Questa, direi, è la sfida dell’università: far incontrare questi due orizzonti, quello del mondo e quello personale, perché possano dialogare, e da questo dialogo venga una crescita di umanità. Una crescita anzitutto della persona stessa dello studente, che si forma, matura in conoscenza e libertà, nella capacità di pensare e di agire, di partecipare in modo critico e creativo alla vita sociale e civile, con una propria competenza culturale e professionale. Mi vengono in mente le riflessioni di San John Henry Newman sull’università, là dove scrive che nell’ambiente universitario il giovane «si forma un abito mentale che dura tutta la vita, i cui attributi sono la libertà, l’equità, la calma, la moderazione e la saggezza», e aggiunge: «Indicherei questo come il frutto specifico dell’istruzione fornita dall’università, se confrontata con altri luoghi o modi di insegnamento, e questo è il principale scopo di una università nella sua cura degli studenti» (L’idea di università, 1873, V, 1).
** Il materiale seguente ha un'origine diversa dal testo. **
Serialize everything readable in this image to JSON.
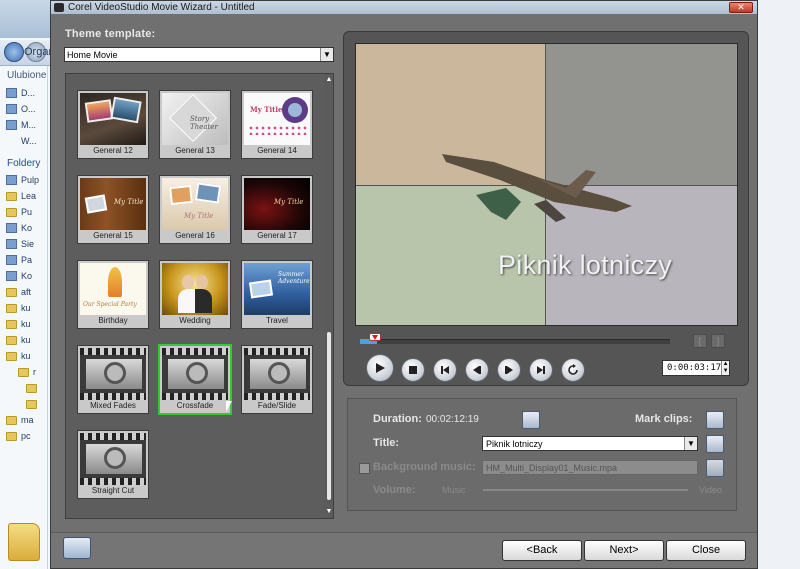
{
  "background": {
    "organize": "Organ",
    "favorites_header": "Ulubione",
    "favorites": [
      "D...",
      "O...",
      "M...",
      "W..."
    ],
    "folders_header": "Foldery",
    "folders": [
      "Pulp",
      "Lea",
      "Pu",
      "Ko",
      "Sie",
      "Pa",
      "Ko",
      "aft",
      "ku",
      "ku",
      "ku",
      "ku",
      "r",
      "",
      "",
      "ma",
      "pc"
    ]
  },
  "window": {
    "title": "Corel VideoStudio Movie Wizard - Untitled",
    "close": "✕"
  },
  "theme": {
    "label": "Theme template:",
    "selected": "Home Movie"
  },
  "templates": [
    {
      "name": "General 12"
    },
    {
      "name": "General 13",
      "art": "Story Theater"
    },
    {
      "name": "General 14",
      "art": "My Title"
    },
    {
      "name": "General 15",
      "art": "My Title"
    },
    {
      "name": "General 16",
      "art": "My Title"
    },
    {
      "name": "General 17",
      "art": "My Title"
    },
    {
      "name": "Birthday",
      "art": "Our Special Party"
    },
    {
      "name": "Wedding"
    },
    {
      "name": "Travel",
      "art": "Summer Adventure"
    },
    {
      "name": "Mixed Fades"
    },
    {
      "name": "Crossfade"
    },
    {
      "name": "Fade/Slide"
    },
    {
      "name": "Straight Cut"
    }
  ],
  "selected_template": "Crossfade",
  "preview": {
    "title_text": "Piknik lotniczy",
    "timecode": "0:00:03:17",
    "position_fraction": 0.03
  },
  "settings": {
    "duration_label": "Duration:",
    "duration_value": "00:02:12:19",
    "mark_clips_label": "Mark clips:",
    "title_label": "Title:",
    "title_value": "Piknik lotniczy",
    "bg_music_label": "Background music:",
    "bg_music_value": "HM_Multi_Display01_Music.mpa",
    "volume_label": "Volume:",
    "music_label": "Music",
    "video_label": "Video"
  },
  "footer": {
    "back": "<Back",
    "next": "Next>",
    "close": "Close"
  }
}
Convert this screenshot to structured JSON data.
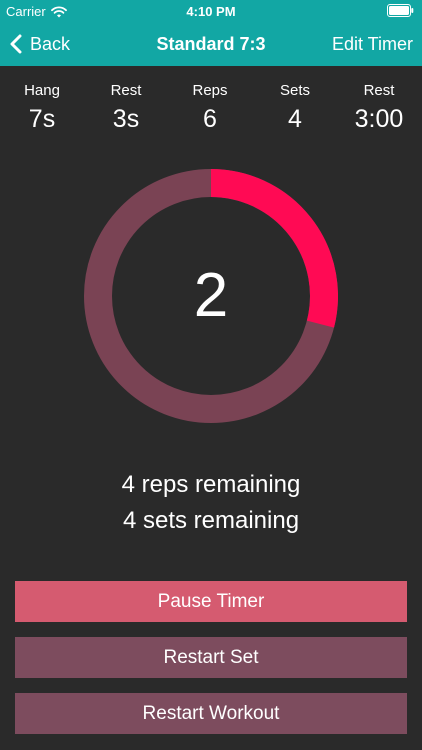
{
  "status_bar": {
    "carrier": "Carrier",
    "time": "4:10 PM"
  },
  "nav": {
    "back_label": "Back",
    "title": "Standard 7:3",
    "edit_label": "Edit Timer"
  },
  "stats": [
    {
      "label": "Hang",
      "value": "7s"
    },
    {
      "label": "Rest",
      "value": "3s"
    },
    {
      "label": "Reps",
      "value": "6"
    },
    {
      "label": "Sets",
      "value": "4"
    },
    {
      "label": "Rest",
      "value": "3:00"
    }
  ],
  "timer": {
    "current": "2",
    "progress_fraction": 0.29
  },
  "remaining": {
    "reps": "4 reps remaining",
    "sets": "4 sets remaining"
  },
  "buttons": {
    "pause": "Pause Timer",
    "restart_set": "Restart Set",
    "restart_workout": "Restart Workout"
  },
  "colors": {
    "header": "#12a7a4",
    "background": "#2a2a2a",
    "ring_track": "#7a4354",
    "ring_progress": "#ff0a54",
    "pause_button": "#d55b70",
    "secondary_button": "#7d4c5e"
  }
}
Questa idea di università non ha niente a che vedere con quella ci ha lasciato l’illuminismo, riempire la testa di cose. È tutta la persona che va coinvolta lì, i suoi affetti e il modo di sentire non solo di pensare e anche il modo di agire. Si trova un’armonia umana non quel pensare all’università come a una fabbrica di macrocefali che poi non sanno cosa fare con le mani o con il cuore. È importante questa idea umana dell’università.
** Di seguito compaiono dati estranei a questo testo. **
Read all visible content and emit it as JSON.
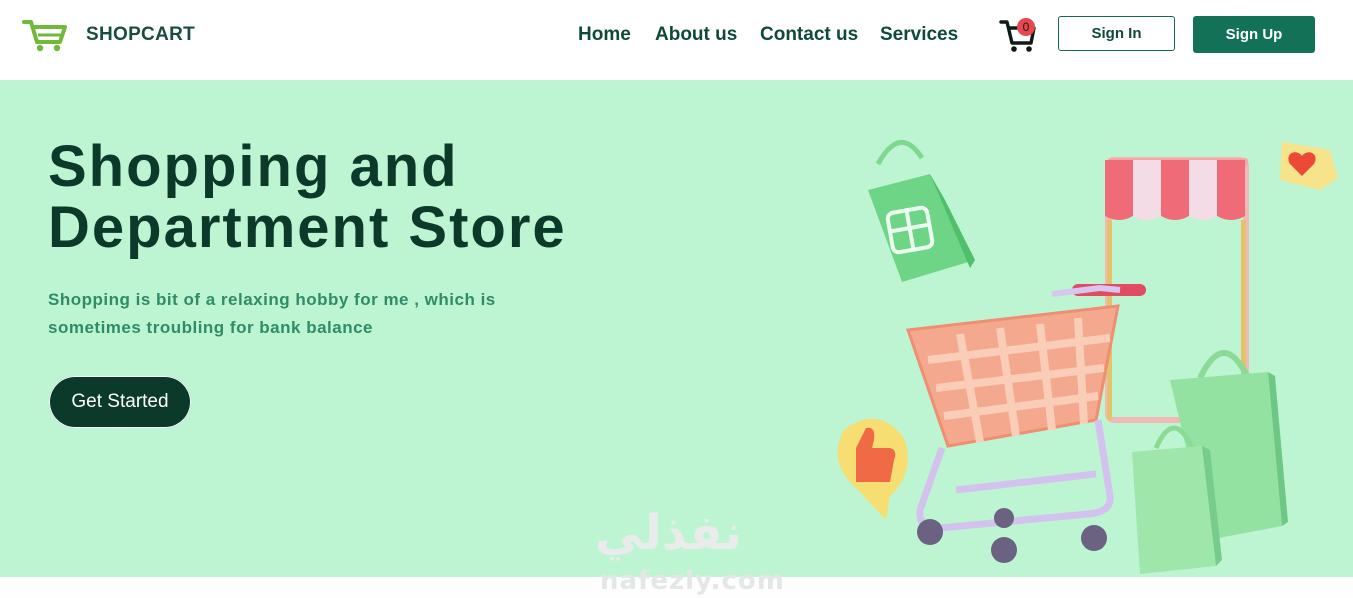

Questa crescita umana delle persone non può che avere un riflesso positivo sulla società. Pertanto, investire sulla formazione, sulla scuola, sull’università è il miglior investimento per il futuro di un Paese. Lo sappiamo, lo si sente spesso ripetere, ma non sempre si prendono poi decisioni coerenti.
Un altro aspetto vorrei sottolineare, toccato anche dal Rettore: quello dell’incontro tra le diverse culture. Sappiamo bene che questo non è automatico. Non basta mettere insieme professori e studenti di diverse provenienze. Occorre maturare una cultura dell’incontro. E certamente l’università è un luogo privilegiato per farlo. Macerata ha dato i natali a un grande “campione” di questa cultura che è padre Matteo Ricci. Lui è stato grande non solo per le cose che ha fatto che ha scritto, ma è grande perché è stato un uomo di incontri, un uomo della cultura dell’incontro, un uomo che è andato oltre all’essere straniero; è diventato cittadino del mondo perché “cittadino delle persone”. Questa è cultura dell’incontro. E certamente l’università è un luogo privilegiato per fare questo incontro. Macerata ha dato i natali a questo grande campione: mi congratulo con voi perché non solo custodite la sua memoria e promuovete gli studi su di lui, ma cercate di attualizzare il suo esempio di dialogo interculturale. Quanto bisogno c’è oggi, a tutti i livelli, di percorrere con decisione questa strada, la strada del dialogo! Quanto i poteri del mondo sono abituati alla strada dell’esclusione, alla cultura dello scarto! No c’è bisogno del dialogo, la strada del dialogo. “Ma perdere tempo con il dialogo?”. Sì, perdere tempo perché questo poi fruttifica in modo più grande e più bello.
Carissimi, vi ringrazio della vostra visita e auguro ogni bene per l’Università. Benedico di cuore voi e l’intera comunità accademica. E vi chiedo per favore di pregare per me.